Here in Yellowknife, we haven't reached those dizzying heights. But we do have tasteful versions of the venue wedding, taking to heart the essential reason for its existence: a wedding and the ensuing reception take a lot of planning and hard work.
These are the five elements involved:
Determining the size of your wedding budget. A budget will help make all your other decisions easier.
Deciding if you want to provide your own food or caterer.
Choosing a wedding theme. This can range from traditional to Victorian to Country/Western.
Figuring out if you want your wedding and reception at the same location. If you marry in a church, for example, the reception will take place elsewhere. Or you can opt to be wed at the same location as the reception.
Settling on the type of wedding you want. This decision involves thinking of the site. Do you want to be married on a beach, on an island, at an historic site or in a decorated banquet hall?
At the Yellowknife Inn, getting what you want is as easy as a talk with Dave Earle, the catering manager and resident wedding expert for more than a year. He will quickly prove that this is indeed your day, and you can have just about anything your heart desires.
"The Yellowknife Inn can and will accommodate any requests. If it is possible to do, we will do it," says food and beverage manager Barbara Bird, on behalf of Earle.
"We could do barbecue weddings and outdoor weddings at Fred Henne Park. If they needed a tent, we'd find a tent."
It's at this point all the little details involved in the event-of-a-lifetime become evident.
"People might say, 'I want a wedding, and I want to spend no more than this. What can you do?' Or they'll come in and they'll say 'I have no clue what I'm doing. Help me.'" explains Bird.
The first step at the Yk Inn, as with Our Place Family Dining Room, is to lead the couple through a wedding planning consultation.
"I'd be asking questions: How many people? How many women? How many kids? How many men? Do you have a budget? Do you want to go very formal, casual, semi-casual, extremely formal? Is it truly your day? Or do you want to please everybody in terms of the food? Or this is your day, and you should eat what you like..." reels off Family Place's Carlos Gonzalez.

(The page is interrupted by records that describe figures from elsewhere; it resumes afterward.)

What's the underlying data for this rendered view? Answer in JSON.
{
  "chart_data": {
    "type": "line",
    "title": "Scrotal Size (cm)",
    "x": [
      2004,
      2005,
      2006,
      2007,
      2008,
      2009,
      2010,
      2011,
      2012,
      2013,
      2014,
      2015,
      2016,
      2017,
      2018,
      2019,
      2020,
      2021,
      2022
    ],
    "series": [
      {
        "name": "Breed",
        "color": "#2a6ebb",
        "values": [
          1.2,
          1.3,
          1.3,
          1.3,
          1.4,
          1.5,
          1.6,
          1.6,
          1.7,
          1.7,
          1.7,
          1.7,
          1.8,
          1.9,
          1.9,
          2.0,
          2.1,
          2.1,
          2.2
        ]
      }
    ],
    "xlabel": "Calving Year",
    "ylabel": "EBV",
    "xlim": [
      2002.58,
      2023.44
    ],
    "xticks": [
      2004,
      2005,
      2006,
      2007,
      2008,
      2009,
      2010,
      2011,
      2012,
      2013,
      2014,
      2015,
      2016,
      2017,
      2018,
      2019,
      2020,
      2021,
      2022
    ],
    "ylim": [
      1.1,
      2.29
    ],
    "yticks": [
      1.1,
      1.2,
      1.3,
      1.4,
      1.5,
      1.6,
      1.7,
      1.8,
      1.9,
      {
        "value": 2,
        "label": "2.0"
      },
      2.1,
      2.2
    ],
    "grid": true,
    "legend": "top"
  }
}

"There are another 15 or 20 questions as a preamble...so we get a sense of what the people are looking for, what they're about and where they want to go."
Both Earle and Gonzalez understand that there are as many reception possibilities as there are couples. Their job is to tailor the event to fit you.
"We just did a wedding. It was a private function for over 200 people up on the fourth floor of the Air Tindi (building). All the food, all the preparation, everything," says Bird.
As an example of the limitless possibilities of location, Gonzalez says that "the reception can be here at Our Place dining room. We do receptions at the curling club, the ski club. We do receptions in the summer time out on Mackenzie Island right in the middle of nowhere.
"We supply everything. The guests don't have to think about anything. Everything is looked after. Everything means from pick up of guests to transportation out by boat, co-ordination, the whole shebang."
Therein lies the appeal of the venue wedding. They do everything. You consult, decide and then have the time of your life.
"We can do weddings big or small," says Bird.
"There is no limit."
In hotel, 120 can be accommodated. Outside the walls of the hotel, it's whatever the space can bear, Bird says.
One benefit with the Yk Inn is that the bride and groom can have a room there, and so can out-of-town family and guests, with every little detail prior to retiring for the night overseen by the Inn.
Finally, as Gonzalez points out:
"The bottom line is really if you have some discretional funds. We can get from Edmonton things not available here, even gold-plated silverware."
"Very seldom does the bride and groom have to worry about things, and I think that's the key to it," notes Bird.
If the venue wedding doesn't pull on your heart strings, both places will cater even the most intimate affair in your own home.